Música no coração ...
O “doppelgangerismo” gravita por órbitas obsessivas, alucinogénicas e um pouco autodestrutivas, um efeito nascido do nosso desejo de sermos um outro do que nós próprios e o mesmo o medo de perder as nossas feições nesse processo (o de nunca largamos totalmente o que havíamos estabelecido). Isso também retira-nos a ideia de individualidade, enchendo-nos de histórias de sósias sem relacionamento algum com laços sanguíneos ou árvores genealógicas, esse temor constante de sermos únicos, especiais, cuja “quase cópia” conduz-nos a um embuste aludido. Na literatura muitas dessas intrigas resultaram em tratados formidáveis sobre a alma humana, desde Saramago a Dostoievski, que curiosamente geraram as suas adaptações cinematográficas, com Denis Villeneuve e Richard Ayoade enquanto conductors dessas histórias.
Agora, com João Tordo no papel, Artur Serra Araújo, realizador discreto por estas bandas (“A Moral Conjugal”) assume essa intenção de simbolizar a síndrome do impostor, mal de cada artista ou de quem anseia criar arte. O livro no seu original formato intitula-se “O Ano Sabático”, em tela é “Dulcineia”, a homenagem da homenagem, a melodia que Hugo (António Parra), através de um ano de ausência da sua predestinação, sabático como gosta de considerar, compôs secretamente no seu refúgio em Marrocos. É a sua obsessão, como fora a de D. Quixote pela restauração da cavalaria nesse clássico magnus opus da literatura, o nome estava no pensamento do velho como uma donzela em apuros, um amor inatingível, o seu objetivo na sua demanda contra monstros-moinhos ou homens-marionetas.
Para Hugo, Dulcineia era a sua nova e única razão de viver, portanto, a batizou-a em consideração à homónima jovem empregada da sua irmã (uma Alba Baptista como erro de casting), mas até isso foi-lhe retirado no preciso momento em que, após o seu regresso a Portugal, esbarra-se com essa mesma melodia, produzida por via de um pianista na berra, Stockmann.
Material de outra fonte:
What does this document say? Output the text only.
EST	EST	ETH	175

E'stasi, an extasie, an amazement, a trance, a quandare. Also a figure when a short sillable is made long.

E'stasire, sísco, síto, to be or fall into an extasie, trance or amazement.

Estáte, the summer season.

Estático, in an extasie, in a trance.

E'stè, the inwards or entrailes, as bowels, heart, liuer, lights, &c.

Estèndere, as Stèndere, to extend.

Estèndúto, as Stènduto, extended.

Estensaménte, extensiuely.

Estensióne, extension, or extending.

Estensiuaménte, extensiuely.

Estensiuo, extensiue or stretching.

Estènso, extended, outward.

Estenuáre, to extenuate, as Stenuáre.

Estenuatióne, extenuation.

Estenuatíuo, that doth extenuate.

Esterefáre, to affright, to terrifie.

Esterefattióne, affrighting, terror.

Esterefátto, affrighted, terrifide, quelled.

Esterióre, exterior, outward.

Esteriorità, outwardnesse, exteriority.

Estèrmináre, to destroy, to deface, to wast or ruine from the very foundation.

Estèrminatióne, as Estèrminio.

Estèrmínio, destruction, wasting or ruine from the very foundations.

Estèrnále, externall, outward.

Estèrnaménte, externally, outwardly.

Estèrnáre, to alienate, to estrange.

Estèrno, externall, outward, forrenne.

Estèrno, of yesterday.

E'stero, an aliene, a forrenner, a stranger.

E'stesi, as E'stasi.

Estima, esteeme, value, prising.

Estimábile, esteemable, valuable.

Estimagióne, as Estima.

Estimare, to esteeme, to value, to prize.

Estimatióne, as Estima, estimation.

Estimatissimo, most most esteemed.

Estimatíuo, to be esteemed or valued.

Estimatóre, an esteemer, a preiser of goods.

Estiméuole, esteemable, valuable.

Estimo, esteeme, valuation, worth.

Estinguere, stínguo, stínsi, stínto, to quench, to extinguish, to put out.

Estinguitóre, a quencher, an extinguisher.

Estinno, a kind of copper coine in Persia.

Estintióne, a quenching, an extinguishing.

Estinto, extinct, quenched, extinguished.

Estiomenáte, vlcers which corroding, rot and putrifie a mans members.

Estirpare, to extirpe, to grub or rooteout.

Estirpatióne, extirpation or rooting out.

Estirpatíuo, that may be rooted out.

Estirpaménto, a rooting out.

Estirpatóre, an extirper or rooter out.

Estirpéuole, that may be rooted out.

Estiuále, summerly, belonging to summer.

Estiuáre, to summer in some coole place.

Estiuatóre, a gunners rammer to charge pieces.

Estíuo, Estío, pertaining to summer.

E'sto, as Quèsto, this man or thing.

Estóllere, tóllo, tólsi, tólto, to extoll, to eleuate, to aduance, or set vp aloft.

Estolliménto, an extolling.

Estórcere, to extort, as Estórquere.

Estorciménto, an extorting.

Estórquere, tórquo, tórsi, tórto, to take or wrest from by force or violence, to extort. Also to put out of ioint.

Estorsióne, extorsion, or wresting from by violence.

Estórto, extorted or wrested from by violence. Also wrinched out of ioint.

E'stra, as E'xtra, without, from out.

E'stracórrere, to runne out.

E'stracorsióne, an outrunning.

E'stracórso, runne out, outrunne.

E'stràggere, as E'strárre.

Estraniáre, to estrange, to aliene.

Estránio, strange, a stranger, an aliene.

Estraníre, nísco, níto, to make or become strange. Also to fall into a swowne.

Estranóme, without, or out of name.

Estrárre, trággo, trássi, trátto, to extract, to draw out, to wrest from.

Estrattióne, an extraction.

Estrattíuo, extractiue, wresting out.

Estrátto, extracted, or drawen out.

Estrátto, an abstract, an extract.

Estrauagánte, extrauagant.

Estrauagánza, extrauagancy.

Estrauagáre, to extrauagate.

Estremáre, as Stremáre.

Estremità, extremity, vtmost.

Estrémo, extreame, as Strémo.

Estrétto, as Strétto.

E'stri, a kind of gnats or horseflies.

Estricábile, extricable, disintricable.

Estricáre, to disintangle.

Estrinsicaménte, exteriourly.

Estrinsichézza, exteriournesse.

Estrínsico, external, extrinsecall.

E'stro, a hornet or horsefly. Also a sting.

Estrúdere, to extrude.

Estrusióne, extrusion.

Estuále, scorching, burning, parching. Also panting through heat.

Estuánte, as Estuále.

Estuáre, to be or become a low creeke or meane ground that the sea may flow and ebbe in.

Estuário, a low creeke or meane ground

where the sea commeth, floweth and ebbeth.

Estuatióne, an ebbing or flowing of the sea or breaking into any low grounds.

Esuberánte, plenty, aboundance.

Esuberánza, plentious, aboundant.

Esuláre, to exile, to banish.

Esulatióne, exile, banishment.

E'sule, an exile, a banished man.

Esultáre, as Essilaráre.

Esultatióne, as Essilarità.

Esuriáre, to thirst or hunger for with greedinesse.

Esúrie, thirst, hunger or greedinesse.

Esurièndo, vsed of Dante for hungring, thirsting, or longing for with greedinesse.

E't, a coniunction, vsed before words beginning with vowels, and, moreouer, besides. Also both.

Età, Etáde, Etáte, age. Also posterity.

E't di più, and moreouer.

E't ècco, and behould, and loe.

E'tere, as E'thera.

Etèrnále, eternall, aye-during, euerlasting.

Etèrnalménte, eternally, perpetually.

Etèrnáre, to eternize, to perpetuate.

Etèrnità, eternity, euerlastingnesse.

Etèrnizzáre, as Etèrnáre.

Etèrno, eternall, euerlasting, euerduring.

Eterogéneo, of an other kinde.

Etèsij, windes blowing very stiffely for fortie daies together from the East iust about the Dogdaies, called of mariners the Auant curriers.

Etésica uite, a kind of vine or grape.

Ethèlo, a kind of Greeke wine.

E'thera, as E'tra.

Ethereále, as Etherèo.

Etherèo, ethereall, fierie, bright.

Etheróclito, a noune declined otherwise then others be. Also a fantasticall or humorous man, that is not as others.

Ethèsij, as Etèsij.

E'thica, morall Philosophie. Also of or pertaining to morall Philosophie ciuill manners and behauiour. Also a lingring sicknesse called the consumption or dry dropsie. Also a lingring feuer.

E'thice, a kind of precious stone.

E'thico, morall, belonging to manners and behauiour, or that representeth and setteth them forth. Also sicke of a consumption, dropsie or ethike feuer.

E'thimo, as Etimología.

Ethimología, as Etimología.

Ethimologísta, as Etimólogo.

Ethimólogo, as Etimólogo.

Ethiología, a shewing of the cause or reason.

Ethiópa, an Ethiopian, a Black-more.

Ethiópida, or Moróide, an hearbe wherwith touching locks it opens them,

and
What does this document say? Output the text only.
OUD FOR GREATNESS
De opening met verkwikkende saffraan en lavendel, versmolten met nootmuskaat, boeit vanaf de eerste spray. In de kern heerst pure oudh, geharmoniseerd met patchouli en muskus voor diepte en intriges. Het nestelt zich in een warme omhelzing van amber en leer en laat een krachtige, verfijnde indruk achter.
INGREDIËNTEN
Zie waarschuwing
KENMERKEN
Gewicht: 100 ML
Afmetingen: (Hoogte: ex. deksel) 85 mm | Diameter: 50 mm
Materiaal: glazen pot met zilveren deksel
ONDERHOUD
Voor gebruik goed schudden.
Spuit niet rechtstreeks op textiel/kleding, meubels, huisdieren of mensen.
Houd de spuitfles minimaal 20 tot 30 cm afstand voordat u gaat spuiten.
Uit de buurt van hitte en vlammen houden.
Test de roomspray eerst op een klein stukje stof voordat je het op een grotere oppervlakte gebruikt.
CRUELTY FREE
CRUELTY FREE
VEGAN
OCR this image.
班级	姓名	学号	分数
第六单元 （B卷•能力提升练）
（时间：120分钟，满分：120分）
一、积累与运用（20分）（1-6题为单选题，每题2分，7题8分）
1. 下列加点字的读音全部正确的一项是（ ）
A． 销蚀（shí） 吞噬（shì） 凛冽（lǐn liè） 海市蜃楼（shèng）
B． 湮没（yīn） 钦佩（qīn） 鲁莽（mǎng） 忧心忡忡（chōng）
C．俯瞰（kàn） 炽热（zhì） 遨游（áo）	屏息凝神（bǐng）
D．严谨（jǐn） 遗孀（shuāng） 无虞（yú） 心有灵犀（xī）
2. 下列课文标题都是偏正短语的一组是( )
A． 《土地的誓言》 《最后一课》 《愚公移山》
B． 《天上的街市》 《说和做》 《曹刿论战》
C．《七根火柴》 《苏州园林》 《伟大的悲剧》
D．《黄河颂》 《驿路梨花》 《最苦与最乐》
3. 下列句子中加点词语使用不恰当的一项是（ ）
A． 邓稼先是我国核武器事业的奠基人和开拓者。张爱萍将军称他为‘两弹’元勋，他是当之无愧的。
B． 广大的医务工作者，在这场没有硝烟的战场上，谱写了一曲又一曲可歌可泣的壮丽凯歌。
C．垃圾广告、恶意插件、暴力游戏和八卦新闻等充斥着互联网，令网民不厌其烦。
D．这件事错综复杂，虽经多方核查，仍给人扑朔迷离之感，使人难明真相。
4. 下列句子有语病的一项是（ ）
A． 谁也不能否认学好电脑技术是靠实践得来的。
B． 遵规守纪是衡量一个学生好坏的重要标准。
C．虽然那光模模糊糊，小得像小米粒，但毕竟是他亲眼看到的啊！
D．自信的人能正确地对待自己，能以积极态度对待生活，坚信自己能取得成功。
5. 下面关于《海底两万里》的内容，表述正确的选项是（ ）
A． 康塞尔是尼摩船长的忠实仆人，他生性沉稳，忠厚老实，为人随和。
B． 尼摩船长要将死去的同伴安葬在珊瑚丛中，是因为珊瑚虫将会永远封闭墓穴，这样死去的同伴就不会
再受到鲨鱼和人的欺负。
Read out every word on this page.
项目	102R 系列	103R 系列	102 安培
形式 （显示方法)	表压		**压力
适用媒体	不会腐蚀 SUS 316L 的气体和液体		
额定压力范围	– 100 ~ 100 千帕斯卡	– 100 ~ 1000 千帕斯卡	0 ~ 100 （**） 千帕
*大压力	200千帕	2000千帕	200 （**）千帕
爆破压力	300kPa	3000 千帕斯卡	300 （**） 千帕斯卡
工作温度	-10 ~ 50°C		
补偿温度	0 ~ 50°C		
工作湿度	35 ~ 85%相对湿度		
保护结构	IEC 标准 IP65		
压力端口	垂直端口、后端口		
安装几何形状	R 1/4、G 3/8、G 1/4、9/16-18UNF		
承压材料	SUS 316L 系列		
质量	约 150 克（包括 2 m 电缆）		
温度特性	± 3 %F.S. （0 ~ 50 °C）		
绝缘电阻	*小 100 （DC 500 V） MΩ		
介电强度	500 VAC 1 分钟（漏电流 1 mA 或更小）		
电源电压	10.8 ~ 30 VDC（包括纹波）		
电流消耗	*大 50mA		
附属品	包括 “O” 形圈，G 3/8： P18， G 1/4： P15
O choque em o descobrir, o atira para um abismo existencial, fazendo duvidar da originalidade e a criatividade, meros acasos ou coincidências que podem se originar da convergência, segundo começa a acreditar. Mas o mais insólito de que essa música momentânea, é o facto de Stockmann ser cópia de Hugo, e que por sua vez é a vida que ambicionava ter, vivida por um outro alguém.
Em texto, e sabendo das inúmeras alterações tidas na conversão para cinema, “Dulcineia” se apresenta como um fascinante exercício dessas questões entrelaçadas. Em prática não é bem assim. Rodado antes e após a pandemia, condicionante e muito as suas ideias base, Artur Serra Araújo construiu uma história estática, de planos trabalhados e nunca, por bem dele e de todos nós enquanto espectadores, cedidos ao alarve televisivo de que as nossas produções, sobretudo as mais narrativas, fraquejam-se em render. Nesse campo visual, estético e logístico, “Dulcineia” opera nos seus conformes, nada a apontar, só que em comparação com o que deseja contar, desequilibra-se no seu agravado passivismo para com o material. As interpretações como o conflito ou as sugestões de profundidade, quer com a intriga ou com os protagonistas, são deformes, murchas e sem um pingo emocional.
É um trago amargo. O caminho está lá, no vislumbre de todos, o porquê de nunca ter prosseguido em sua direção, é um mistério. Por fim, é um filme que ambiciona ser outro filme, caindo na sua mais trapaceira armadilha, a de se deixar vender pela “síndrome do impostor”.